Important: Changes to shared and non-shared partitions
Summary of change
On January 22, after the clusters were brought online following the power outage (see January newsletter), we updated all clusters to enable node sharing by default, disabling partitions ending in "-shared." This consolidation will lower system complexity by greatly reducing the number of partitions and making all clusters consistent with the behavior of Granite. This may require updates to your job submission parameters, particularly if you use non-shared partitions (e.g., "notchpeak" in place of "notchpeak-shared") without explicit CPU core and memory requests.
If you need to use a full node, specify "--mem=0 --exclusive" with your job submission parameters (e.g., "#SBATCH --mem=0" and "#SBATCH --exclusive" in Slurm scripts).
Details of change
For historical reasons, dating to an age when there were relatively few CPU cores per node, older General Environment (GE) clusters (Lonepeak, Kingspeak, and Notchpeak) and the Protected Environment (PE) cluster (Redwood) have two sets of partitions. The default partition—e.g., "notchpeak" or "notchpeak-guest"—allocates the whole node to the job, regardless of the quantity of resources requested, while the shared partition—e.g., "notchpeak-shared" or "notchpeak-shared-guest"—allocates only the resources requested, allowing node sharing among jobs on a single node.
This setup is unnecessarily complex and inefficient in the current age of many-core CPUs, which is why we departed from this model for the Granite cluster, where node sharing is the default behavior. We are planning to change the default behavior of all clusters to enable node sharing by default and consolidate partitions. This will bring several advantages, including a shorter and simpler cluster partition list and a reduction in resource underutilization (non-shared jobs often do not use all resources on a node).

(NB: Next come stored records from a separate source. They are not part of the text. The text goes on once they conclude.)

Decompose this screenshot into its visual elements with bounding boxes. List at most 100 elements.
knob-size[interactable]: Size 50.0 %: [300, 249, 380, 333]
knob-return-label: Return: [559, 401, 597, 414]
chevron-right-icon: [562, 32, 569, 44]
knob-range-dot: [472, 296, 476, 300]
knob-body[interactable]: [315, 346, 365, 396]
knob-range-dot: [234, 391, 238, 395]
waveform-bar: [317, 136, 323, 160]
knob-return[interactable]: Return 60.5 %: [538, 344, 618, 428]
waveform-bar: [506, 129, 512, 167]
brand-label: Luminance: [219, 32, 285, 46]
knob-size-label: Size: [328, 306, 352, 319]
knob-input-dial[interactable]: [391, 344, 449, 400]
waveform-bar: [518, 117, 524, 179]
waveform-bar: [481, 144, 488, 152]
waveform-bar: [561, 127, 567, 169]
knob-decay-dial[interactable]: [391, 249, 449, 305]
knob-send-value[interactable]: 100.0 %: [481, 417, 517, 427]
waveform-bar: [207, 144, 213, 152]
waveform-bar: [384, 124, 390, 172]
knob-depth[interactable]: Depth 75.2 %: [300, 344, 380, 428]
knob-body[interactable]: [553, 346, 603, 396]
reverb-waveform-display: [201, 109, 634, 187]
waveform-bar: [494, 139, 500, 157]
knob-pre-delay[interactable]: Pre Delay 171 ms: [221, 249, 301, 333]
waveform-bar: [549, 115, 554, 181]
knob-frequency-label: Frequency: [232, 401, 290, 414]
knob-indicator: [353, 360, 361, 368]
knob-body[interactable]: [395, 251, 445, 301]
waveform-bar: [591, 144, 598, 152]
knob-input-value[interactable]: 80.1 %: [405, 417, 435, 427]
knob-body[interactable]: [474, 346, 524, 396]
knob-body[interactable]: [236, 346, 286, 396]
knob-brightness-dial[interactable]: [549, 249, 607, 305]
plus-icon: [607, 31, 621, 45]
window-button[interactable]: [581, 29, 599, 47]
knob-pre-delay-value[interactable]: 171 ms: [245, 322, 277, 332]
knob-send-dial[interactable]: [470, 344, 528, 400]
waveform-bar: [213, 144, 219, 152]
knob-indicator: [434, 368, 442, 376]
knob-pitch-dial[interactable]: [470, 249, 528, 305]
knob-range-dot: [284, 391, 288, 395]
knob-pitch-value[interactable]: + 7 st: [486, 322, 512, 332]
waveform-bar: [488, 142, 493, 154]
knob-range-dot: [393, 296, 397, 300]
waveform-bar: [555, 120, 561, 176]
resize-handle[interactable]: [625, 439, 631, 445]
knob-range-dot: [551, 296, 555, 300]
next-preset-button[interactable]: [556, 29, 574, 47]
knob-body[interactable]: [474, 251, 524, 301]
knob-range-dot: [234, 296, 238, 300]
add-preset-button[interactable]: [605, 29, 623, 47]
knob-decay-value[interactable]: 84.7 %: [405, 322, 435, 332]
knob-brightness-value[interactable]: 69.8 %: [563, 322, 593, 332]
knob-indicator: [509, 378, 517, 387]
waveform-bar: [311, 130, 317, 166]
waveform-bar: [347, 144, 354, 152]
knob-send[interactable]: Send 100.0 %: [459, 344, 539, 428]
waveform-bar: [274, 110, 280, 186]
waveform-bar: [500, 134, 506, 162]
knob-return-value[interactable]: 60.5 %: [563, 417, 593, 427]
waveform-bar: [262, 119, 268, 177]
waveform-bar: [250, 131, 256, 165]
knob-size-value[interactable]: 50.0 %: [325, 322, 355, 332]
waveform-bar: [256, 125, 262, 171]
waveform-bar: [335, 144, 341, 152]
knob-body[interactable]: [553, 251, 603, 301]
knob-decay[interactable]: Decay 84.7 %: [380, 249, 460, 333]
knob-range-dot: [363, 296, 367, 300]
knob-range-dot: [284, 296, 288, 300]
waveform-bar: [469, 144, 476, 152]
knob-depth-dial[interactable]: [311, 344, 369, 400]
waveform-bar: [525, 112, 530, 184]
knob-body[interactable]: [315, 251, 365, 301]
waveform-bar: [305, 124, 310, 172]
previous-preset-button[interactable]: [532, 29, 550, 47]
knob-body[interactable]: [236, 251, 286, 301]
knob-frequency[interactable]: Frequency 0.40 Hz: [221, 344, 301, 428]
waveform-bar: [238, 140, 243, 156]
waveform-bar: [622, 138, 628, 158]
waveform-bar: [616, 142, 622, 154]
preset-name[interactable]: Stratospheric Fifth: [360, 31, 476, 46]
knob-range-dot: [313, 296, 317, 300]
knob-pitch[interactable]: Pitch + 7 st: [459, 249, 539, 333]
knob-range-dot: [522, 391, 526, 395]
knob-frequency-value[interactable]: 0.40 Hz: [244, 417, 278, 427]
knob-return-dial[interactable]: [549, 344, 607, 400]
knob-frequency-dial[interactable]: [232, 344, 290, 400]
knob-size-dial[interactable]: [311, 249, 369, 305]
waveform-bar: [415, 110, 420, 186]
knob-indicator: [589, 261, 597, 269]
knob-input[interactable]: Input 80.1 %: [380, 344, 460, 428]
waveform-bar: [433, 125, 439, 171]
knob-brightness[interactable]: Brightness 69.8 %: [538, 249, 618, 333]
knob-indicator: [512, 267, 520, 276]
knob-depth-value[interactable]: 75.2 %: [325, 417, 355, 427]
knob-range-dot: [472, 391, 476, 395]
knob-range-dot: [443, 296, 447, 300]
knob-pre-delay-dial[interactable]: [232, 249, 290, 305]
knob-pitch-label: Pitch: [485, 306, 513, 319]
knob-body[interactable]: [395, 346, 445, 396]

On January 22, after the clusters are brought online following the power outage (see January newsletter), we will be restarting Slurm, changing the default partition from non-shared to shared. Any jobs submitted after this change will need to use the default partition (e.g., "notchpeak" or "notchpeak-guest"). The previous shared partition (e.g., "notchpeak-shared" or "notchpeak-shared-guest") will be drained; it will allow existing jobs to run and finish but will not accept new jobs. This change will not require downtime; there will be just a short delay in job submission when Slurm is restarted.
Following this change, users of existing shared partitions will need to modify their scripts, including workflows or automated job submission/monitoring scripts, to remove the "shared" word from the partition name (e.g., replace "notchpeak-shared" with "notchpeak").

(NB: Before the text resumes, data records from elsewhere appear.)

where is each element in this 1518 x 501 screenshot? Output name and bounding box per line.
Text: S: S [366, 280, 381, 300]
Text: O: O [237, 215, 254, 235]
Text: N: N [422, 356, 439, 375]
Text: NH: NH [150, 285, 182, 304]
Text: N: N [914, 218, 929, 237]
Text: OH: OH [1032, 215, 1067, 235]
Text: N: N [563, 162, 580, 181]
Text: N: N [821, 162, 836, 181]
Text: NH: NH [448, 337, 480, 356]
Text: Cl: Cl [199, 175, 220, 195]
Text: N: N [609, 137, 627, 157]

Users who run jobs in the existing non-shared partition will need to ensure that their resource requests are accurate and correspond to their jobs' requirements. At present, jobs submitted to non-shared partitions are allocated whole nodes, so programs may currently use more than the resources requested in a Slurm script (e.g., if a Slurm script requests only one core but specifies a non-shared partition, a node with many more cores will be allocated). This will not be the case for the new model, where resource requests (e.g., specifications of CPU core counts and memory) must be accurate. Users are encouraged to analyze their jobs' actual resource usage via their CHPC Portal Recent Slurm jobs page and ask for accurate resources with "--ntasks" for the number of CPU cores and "--mem" for the quantity memory when submitting jobs to the scheduler, Slurm. It is preferred to ask for the cores and memory your job needs to improve the utilization of our resources. To ask for the full node's memory, use "--exclusive --mem=0"—which would allocate all resources on a node, equivalent to the current non-shared setup. If you have any questions or concerns about how this will affect your work, please contact us at [email protected].
Examples
Prior to January 22, 2026
| Cluster | Example of exclusive partition | Example of shared partition |
|---|---|---|
| granite | N/A | granite |
| notchpeak | notchpeak | notchpeak-shared |
| kingspeak | kingspeak | kingspeak-shared |
| lonepeak | lonepeak | lonepeak-shared |
| redwood | redwood | redwood-shared |
After January 22, 2026
| Cluster | Example of exclusive partition | Example of shared partition |
|---|---|---|
| granite | N/A | granite |
| notchpeak | N/A | notchpeak |
| kingspeak | N/A | kingspeak |
| lonepeak | N/A | lonepeak |
| redwood | N/A | redwood |
It is still possible to request all of the resources on a node when node sharing is enabled (with "#SBATCH --mem=0" and "#SBATCH --exclusive").